Antes,
porém, de começar a tratar mais exaustivamente da natureza do homem, convém
inserir algo a respeito dos anjos; porquanto, visto que, acomodando-se à insofisticada
mentalidade das pessoas simples, Moisés não menciona na história da Criação
outras obras de Deus, senão aquelas que a nossos olhos se ostentam; entretanto,
quando em seguida introduz os anjos na condição de ministros de Deus,
podese facilmente concluir que aquele a quem devotam sua atividade e
misteres é seu Criador.
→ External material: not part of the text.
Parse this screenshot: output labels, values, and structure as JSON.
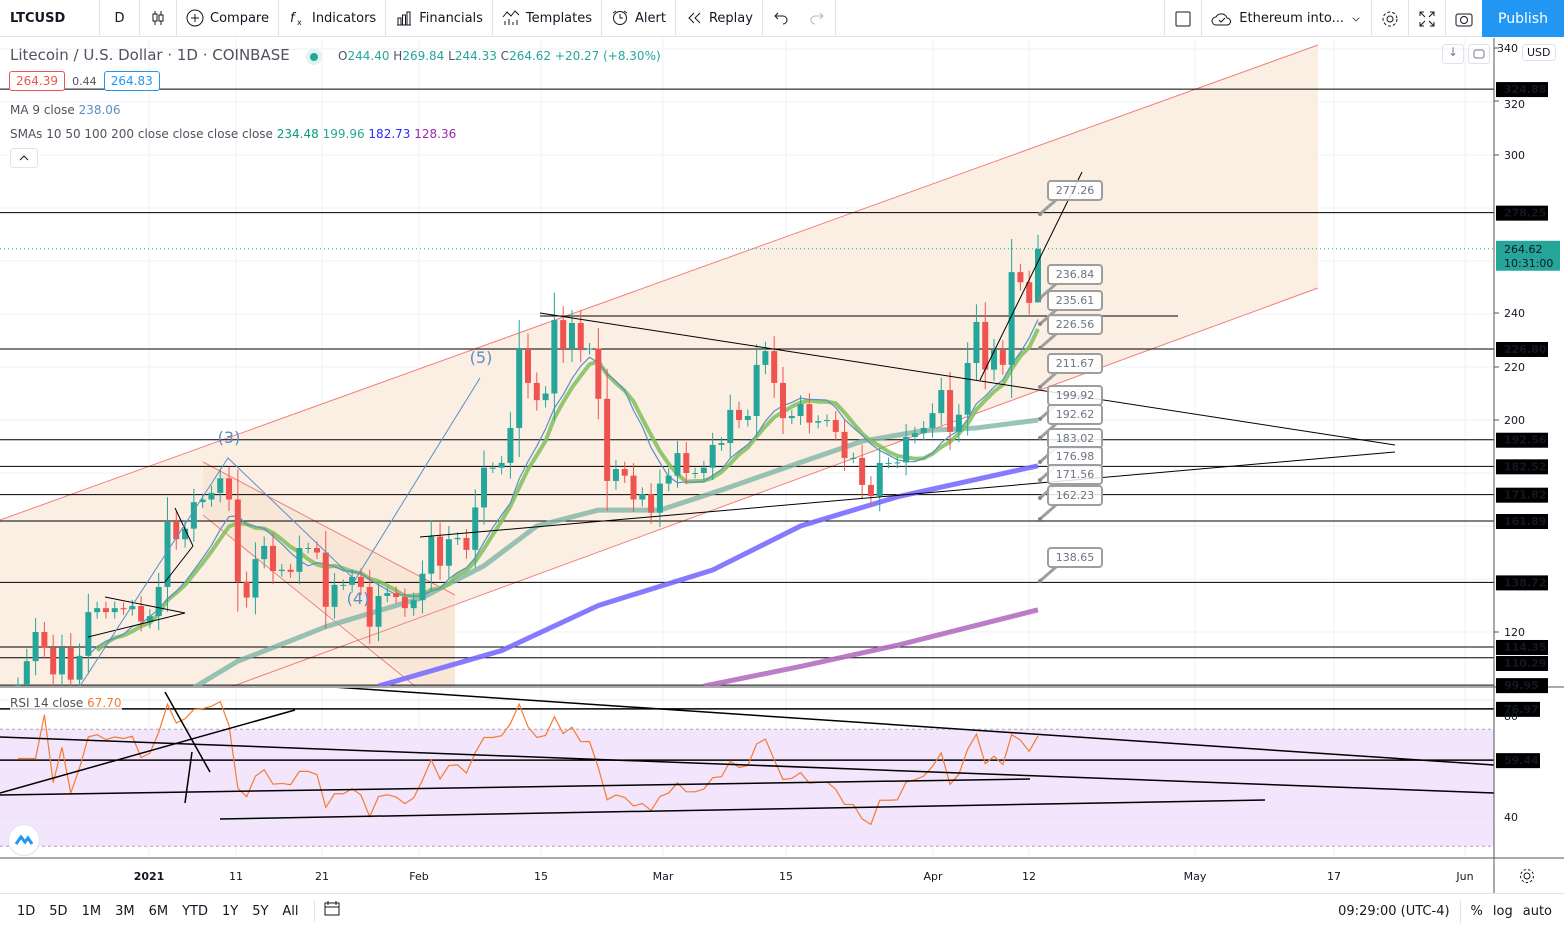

Portanto, embora Moisés, falando em termos
comuns, a partir dos primeiros
rudimentos,
não enumere imediatamente os anjos entre as criaturas de Deus, contudo nada
impede que, lúcida e explicidamente, refiramos a respeito deles o que a
Escritura ensina reiteradamente em outras passagens; porquanto, se ansiamos em conhecer
as obras de Deus, de modo algum se deve omitir tão preclaro e nobre
exemplar.
Acresce que, para a refutação de muitos erros, mui necessária é esta parte da
doutrina.
A
preeminência da natureza angélica de tal modo tem obcecado a mente de muitos,
que chegaram a pensar que se lhes faz agravo, se fossem, por assim dizer, forçados
em sua condição de criaturas a sujeitar-se à autoridade do Deus único. E por
isso chegaram a atribuir-lhes certa divindade.
Surgiu
também Mani, com sua seita, que engendrou para si dois princípios absolutos:
Deus e o Diabo. E a Deus, naturalmente, atribuía a origem das coisas boas, mas
as chamadas naturezas más ele as atribuía, por autor, ao Diabo.
Se desvario como esse nos mantivesse enredilhada a mente, não se poderia dar a
Deus a glória
que ele
merece na criação do mundo. Ora, uma vez que, por assim dizer, nada seja mais
próprio de Deus que a eternidade, e a auvtousi,a [autousíâ], isto é, a
existência própria, aqueles que atribuem isto ao Diabo porventura não
estão, de certo modo, a
adorná-lo
com o título da divindade? Onde, pois, a onipotência de Deus, se ao Diabo se
concede tal poder que, contra a vontade de Deus e a despeito de sua oposição, leve
a bom termo tudo quanto deseja?
Mas o único
fundamento que os maniqueus têm – não ser próprio atribuir-se a um Deus bom a
criação de qualquer coisa má –, isto nem de leve fere a fé ortodoxa, a qual não
admite que no universo inteiro haja alguma natureza má, porquanto nem a
depravação e malignidade, seja do homem, seja do Diabo, ou os pecados que daí
nascem,
provêm da natureza, mas da corrupção da natureza; nem de início há
absolutamente nada que exista em que Deus não haja estampado o selo, tanto de
sua sabedoria, quanto de sua justiça.
Portanto,
para que se vá de encontro a essas cogitações pervertidas, é necessário elevar
a mente mais alto do que nossos olhos possam penetrar. É provável que para este
propósito, onde no Credo Niceno Deus é chamado o Criador de todas as coisas,
que também
se mencionem expressamente as coisas invisíveis. Contudo, nesta questão de
anjos, deve manter-se a medida que a norma da piedade prescreve, para que
não aconteça que, especulando além do que se recomenda, os leitores
vagueiem
longe da
simplicidade da fé. Porque, sendo que o Espírito Santo sempre nos ensina o que
nos convém, e as coisas que são de pouca importância para nossa edificação, ou as omite totalmente, ou as toca brevemente e como que de passagem, é
também
dever nosso
ignorar voluntariamente as coisas que não granjeiam proveito algum.